Antrag auf schlichte Änderung wegen Versteuerung der Energiepreispauschale aus verfassungsrechtlichen Gründen?

  • Ist ein "Antrag auf schlichte Änderung" wegen der Versteuerung der Energiepreispauschale aus verfassungsrechtlichen Gründen möglich?

    oder

    geht das nur mit einem Einspruch?


    Für Infos herzlichen Dank im Voraus.

  • Objektiv kann man hier nur den formaljuristischen Aspekt betrachten und der würde mit einem „Einspruch“ als solchen gehen. Klagen Einwände die sich gegen Behörden richten haben in gewisser Form Teile im des ersten Rechtszug bereits schon bei sich angesiedelt. Das heißt die Behörde entscheidet dann wie ein Gericht einer ersten Instanz. Quasi als eine Vorinstanz. Das klingt zwar etwas suspekt. Man wollte dadurch die Justizbehörden entlasten und. Die Bearbeiter besitzen als Juristen mit Richteramtsbefähigung auch die notwendige Expertise gegenüber den Sachbearbeitern, die die Fälle bearbeiten. Volljuristen, wie solche Personen meist geflissentlich betitelt werden oder sich betiteln lassen, gibt es ja bei Behörden in ausreichendem Maße. Dennoch soll es ja auch noch eine Möglichkeit geben, sich auf Augenhöhe mit der Behörde auseinandersetzen zu können. Dann tritt die Behörde eben nicht als Instanz der Judikative zum Vorschein. Die Behörde muss zwar stets nach Recht und Gesetz ihr Handeln ausrichten aber sie hat dennoch nicht immer Recht. Fehler werden auf beiden Seiten gemacht. Dann muss auch auf dieser Ebene Verständigung möglich sein. Mit dem Antrag auf schlichte Änderung wird das Finanzamt als Behörde so angesprochen.

    Bei der besagten Frage macht das Finanzamt auf seine Richtlinien bezogen aber keinen Fehler. Es hat den Verwaltungsakt der Energiepreispauschale bereits als steuerpflichtigen Bezug deklariert erhalten. Daher müsste hier der Rechtsbehelf über einen Einspruch geführt werden.
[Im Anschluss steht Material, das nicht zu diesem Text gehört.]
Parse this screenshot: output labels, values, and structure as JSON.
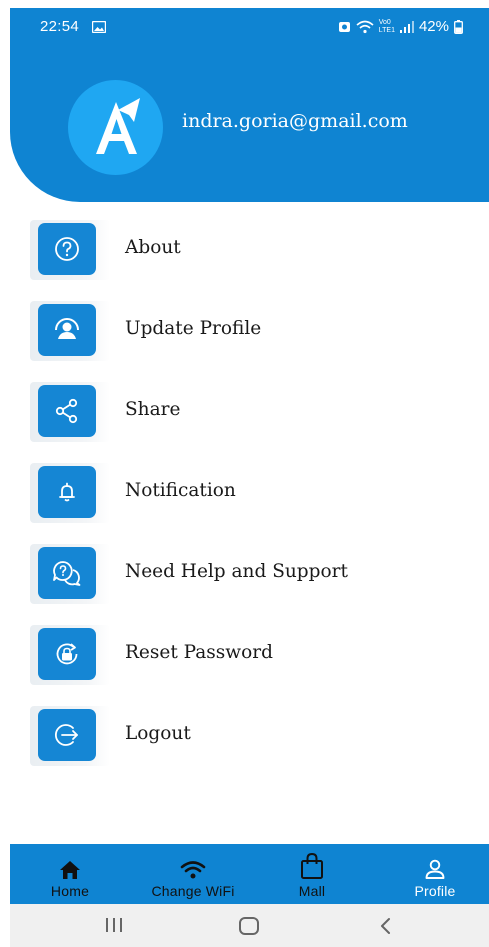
{
  "status_bar": {
    "time": "22:54",
    "battery": "42%",
    "network_label_top": "Vo0",
    "network_label_bottom": "LTE1"
  },
  "header": {
    "avatar_letter": "A",
    "email": "indra.goria@gmail.com"
  },
  "menu": [
    {
      "label": "About",
      "icon": "help-circle-icon"
    },
    {
      "label": "Update Profile",
      "icon": "user-circle-icon"
    },
    {
      "label": "Share",
      "icon": "share-icon"
    },
    {
      "label": "Notification",
      "icon": "bell-icon"
    },
    {
      "label": "Need Help and Support",
      "icon": "chat-question-icon"
    },
    {
      "label": "Reset Password",
      "icon": "lock-reset-icon"
    },
    {
      "label": "Logout",
      "icon": "logout-icon"
    }
  ],
  "bottom_nav": [
    {
      "label": "Home",
      "icon": "home-icon",
      "active": false
    },
    {
      "label": "Change WiFi",
      "icon": "wifi-icon",
      "active": false
    },
    {
      "label": "Mall",
      "icon": "shopping-bag-icon",
      "active": false
    },
    {
      "label": "Profile",
      "icon": "person-icon",
      "active": true
    }
  ],
  "colors": {
    "primary": "#0f84d2",
    "icon_tile": "#1586d4",
    "avatar_bg": "#1fa7f2",
    "text_dark": "#1a1a1a",
    "system_nav_bg": "#f0f0f0"
  }
}
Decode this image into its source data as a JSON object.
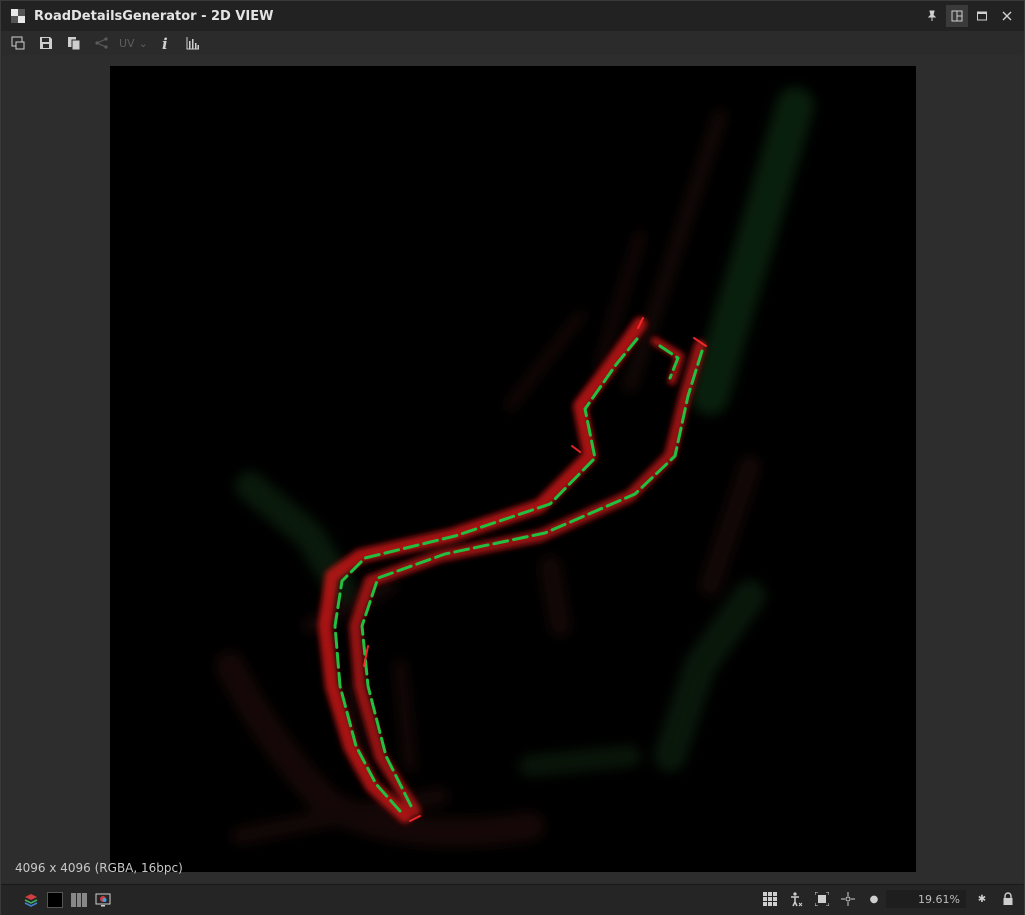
{
  "window": {
    "title": "RoadDetailsGenerator - 2D VIEW"
  },
  "toolbar": {
    "uv_label": "UV"
  },
  "viewport": {
    "resolution_label": "4096 x 4096 (RGBA, 16bpc)"
  },
  "statusbar": {
    "zoom_value": "19.61%"
  },
  "colors": {
    "road_red": "#e01a1a",
    "road_green": "#22c040",
    "background": "#000000"
  }
}
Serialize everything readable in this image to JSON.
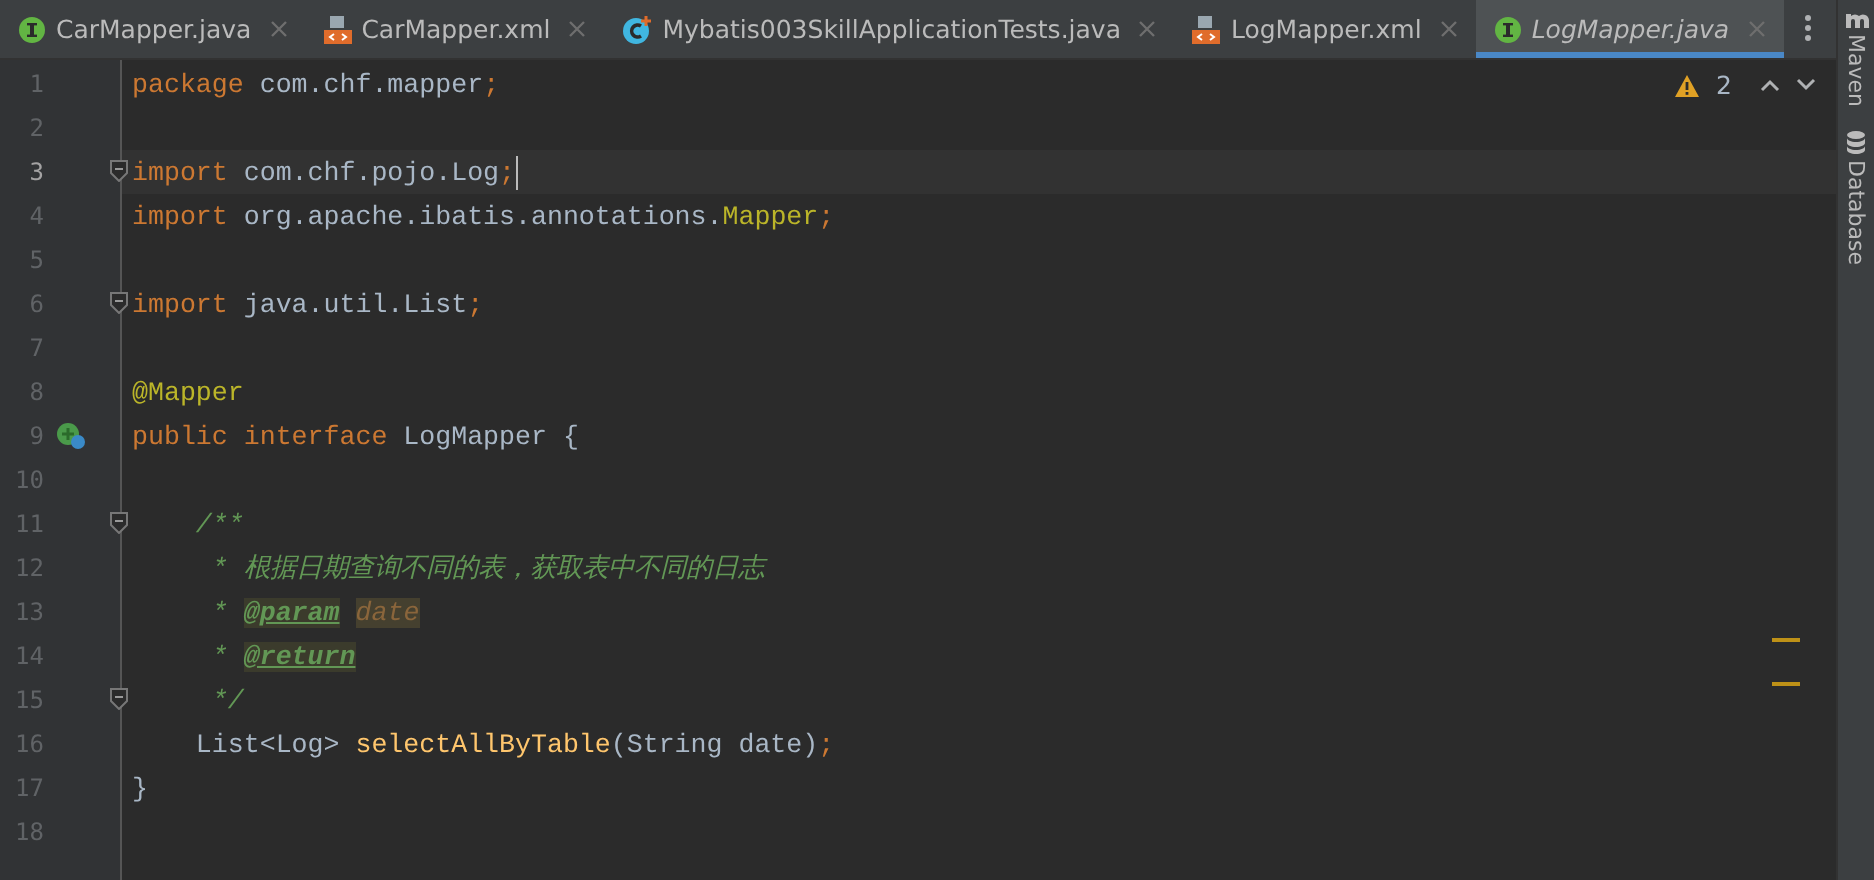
{
  "tabs": [
    {
      "label": "CarMapper.java",
      "kind": "interface",
      "selected": false
    },
    {
      "label": "CarMapper.xml",
      "kind": "xml",
      "selected": false
    },
    {
      "label": "Mybatis003SkillApplicationTests.java",
      "kind": "class",
      "selected": false
    },
    {
      "label": "LogMapper.xml",
      "kind": "xml",
      "selected": false
    },
    {
      "label": "LogMapper.java",
      "kind": "interface",
      "selected": true
    }
  ],
  "inspections": {
    "warning_count": "2"
  },
  "side_tools": [
    {
      "label": "Maven",
      "kind": "maven"
    },
    {
      "label": "Database",
      "kind": "database"
    }
  ],
  "lines": [
    {
      "number": "1",
      "current": false,
      "fold": false,
      "tokens": [
        {
          "text": "package ",
          "kind": "keyword"
        },
        {
          "text": "com.chf.mapper",
          "kind": "plain"
        },
        {
          "text": ";",
          "kind": "keyword"
        }
      ]
    },
    {
      "number": "2",
      "current": false,
      "fold": false
    },
    {
      "number": "3",
      "current": true,
      "fold": true,
      "tokens": [
        {
          "text": "import ",
          "kind": "keyword"
        },
        {
          "text": "com.chf.pojo.Log",
          "kind": "plain"
        },
        {
          "text": ";",
          "kind": "keyword"
        }
      ]
    },
    {
      "number": "4",
      "current": false,
      "fold": false,
      "tokens": [
        {
          "text": "import ",
          "kind": "keyword"
        },
        {
          "text": "org.apache.ibatis.annotations.",
          "kind": "plain"
        },
        {
          "text": "Mapper",
          "kind": "annotation"
        },
        {
          "text": ";",
          "kind": "keyword"
        }
      ]
    },
    {
      "number": "5",
      "current": false,
      "fold": false
    },
    {
      "number": "6",
      "current": false,
      "fold": true,
      "tokens": [
        {
          "text": "import ",
          "kind": "keyword"
        },
        {
          "text": "java.util.List",
          "kind": "plain"
        },
        {
          "text": ";",
          "kind": "keyword"
        }
      ]
    },
    {
      "number": "7",
      "current": false,
      "fold": false
    },
    {
      "number": "8",
      "current": false,
      "fold": false,
      "tokens": [
        {
          "text": "@Mapper",
          "kind": "annotation"
        }
      ]
    },
    {
      "number": "9",
      "current": false,
      "fold": false,
      "implemented": true,
      "tokens": [
        {
          "text": "public interface ",
          "kind": "keyword"
        },
        {
          "text": "LogMapper {",
          "kind": "plain"
        }
      ]
    },
    {
      "number": "10",
      "current": false,
      "fold": false
    },
    {
      "number": "11",
      "current": false,
      "fold": true,
      "tokens": [
        {
          "text": "    /**",
          "kind": "doc"
        }
      ]
    },
    {
      "number": "12",
      "current": false,
      "fold": false,
      "tokens": [
        {
          "text": "     * 根据日期查询不同的表，获取表中不同的日志",
          "kind": "doc"
        }
      ]
    },
    {
      "number": "13",
      "current": false,
      "fold": false,
      "tokens": [
        {
          "text": "     * ",
          "kind": "doc"
        },
        {
          "text": "@param",
          "kind": "doc_tag"
        },
        {
          "text": "date",
          "kind": "doc_value"
        }
      ]
    },
    {
      "number": "14",
      "current": false,
      "fold": false,
      "tokens": [
        {
          "text": "     * ",
          "kind": "doc"
        },
        {
          "text": "@return",
          "kind": "doc_tag"
        }
      ]
    },
    {
      "number": "15",
      "current": false,
      "fold": true,
      "tokens": [
        {
          "text": "     */",
          "kind": "doc"
        }
      ]
    },
    {
      "number": "16",
      "current": false,
      "fold": false,
      "tokens": [
        {
          "text": "    List<Log> ",
          "kind": "plain"
        },
        {
          "text": "selectAllByTable",
          "kind": "method"
        },
        {
          "text": "(String date)",
          "kind": "plain"
        },
        {
          "text": ";",
          "kind": "keyword"
        }
      ]
    },
    {
      "number": "17",
      "current": false,
      "fold": false,
      "tokens": [
        {
          "text": "}",
          "kind": "plain"
        }
      ]
    },
    {
      "number": "18",
      "current": false,
      "fold": false
    }
  ],
  "stripe_marks": [
    {
      "color": "#be9117"
    },
    {
      "color": "#be9117"
    }
  ]
}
    Die Energiepreispauschale in seiner Eigenschaft auf die hohe Ebene einer zu prüfenden Verfassungsmäßigkeit zu stellen, wird vermutlich schon daran scheitern, weil ja mit der Besteuerung bereits eine althergebrachte Abgabengerechtigkeit geschaffen ist. Wie sonst könnte diese Frage beantwortet werden können. Die Frage auf die EPP bezogen darf ja dann nicht nur auf seine Besteuerung gerichtet werden. Dann müsste ja schon damit begonnen werden, ob sie überhaupt eingeführt werden könne. Und wenn dann auch gleichsam wer sie erhalten und wer sie nicht erhalten darf. Die eine Frage lässt sich ganz leicht behandeln. Bürger mit hohem Einkommen können sie über die Grenzbesteuerung vollständig verlieren. Ihnen würde sie dann erst gar nicht zustehen. Die andere Frage ihrer Einführung konnte ja von jedem im weiteren Verlauf mit verfolgt werden. Die ausgeschlossenen Mitbürger wurden zunehmend mit einbezogen und konnten dabei Gerechtigkeit erfahren. Gleichsam übereilten sich die Ereignisse deren Einführung, dass bereits Fakten geschaffen wurden, wo sie von manchen doppelt oder gar dreifach bezogen werden konnte. Aber die Erkenntnisse mussten ja auch erst einmal reifen. Ursprünglich sollte sie die Mobilität der Erwerbstätigen erhalten. Doch diese Frage pauschal mit dem weit überladenen Begriff „Energie“ anzugehen, musste ja scheitern, wenn man Mobilität nur auf seine Energieeigenschaft hin betrachtet. Verteuerung der Energiekosten erfahren nicht nur Pendler, sondern jeder Haushalt und alle Bürger. Man wird diese Frage zielführend nicht zu Ende bringen können. Hier hatte der Gesetzgeber einmalig seinen Gestaltungswillen eingebracht. Aber die Hoffnung stirbt zuletzt.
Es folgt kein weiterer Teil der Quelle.